Mr. Moross also became a producer of “Trollywood,” a 2004 documentary about homeless people in Los Angeles, and their dependence on shopping carts, known as “trollies” to the British.
Along the way, he became convinced, in his words, that “celebrity expires,” while music rights tend to endure. He and associates did elaborate research into the arcana of film music, coming up with a model that dictates what they will spend in advance on rights.
Those amounts, though relatively small, are increasingly attractive to struggling producers.
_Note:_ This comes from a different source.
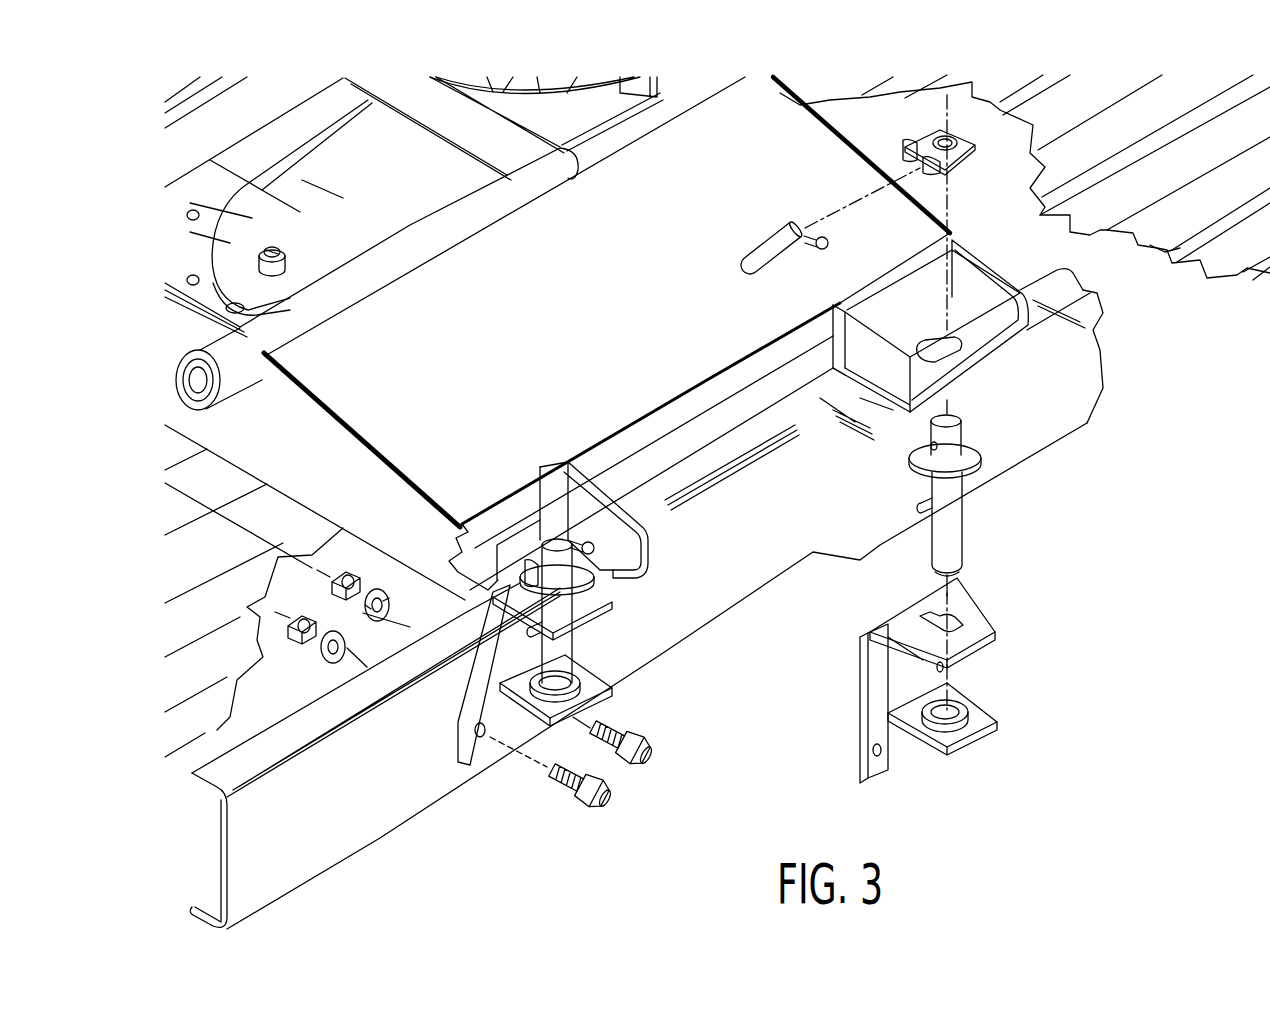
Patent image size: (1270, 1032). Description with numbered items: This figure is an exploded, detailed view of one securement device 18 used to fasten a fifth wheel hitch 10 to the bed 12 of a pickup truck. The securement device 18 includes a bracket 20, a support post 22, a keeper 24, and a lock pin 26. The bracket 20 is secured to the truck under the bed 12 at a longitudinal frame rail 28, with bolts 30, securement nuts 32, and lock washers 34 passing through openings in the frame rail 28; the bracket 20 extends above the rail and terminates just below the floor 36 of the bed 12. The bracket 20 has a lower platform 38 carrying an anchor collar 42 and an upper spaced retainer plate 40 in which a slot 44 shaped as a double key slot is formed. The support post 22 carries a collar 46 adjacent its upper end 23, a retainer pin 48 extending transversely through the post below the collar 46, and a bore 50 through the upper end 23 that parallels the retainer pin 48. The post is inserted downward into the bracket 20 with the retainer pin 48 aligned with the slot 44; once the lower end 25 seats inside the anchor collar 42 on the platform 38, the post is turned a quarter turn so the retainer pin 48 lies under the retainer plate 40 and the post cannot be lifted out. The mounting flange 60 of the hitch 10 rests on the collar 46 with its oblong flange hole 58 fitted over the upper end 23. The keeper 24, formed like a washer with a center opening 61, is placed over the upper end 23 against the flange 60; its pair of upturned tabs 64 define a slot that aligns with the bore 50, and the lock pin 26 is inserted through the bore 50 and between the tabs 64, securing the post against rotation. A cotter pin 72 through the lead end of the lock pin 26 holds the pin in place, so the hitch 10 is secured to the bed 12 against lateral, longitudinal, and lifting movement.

“If you can find people who help you keep the lights on long enough to succeed, that makes a big difference,” said Marty Bowen, whose Temple Hill Entertainment hit it big with the “Twilight” films, and used Cutting Edge on the low-budget Will Ferrell comedy “Everything Must Go.”
For Cutting Edge, said Mr. Moross, growth now means raising a second round of capital, and finding what seems plentiful: producers who need it. That also means focusing more heavily on Hollywood, with bigger films, bigger budgets and more risk. None of which is lost on Mr. Moross.
“The pavements of the U.S.,” he said dryly, “are littered with the bodies of dead British business people.”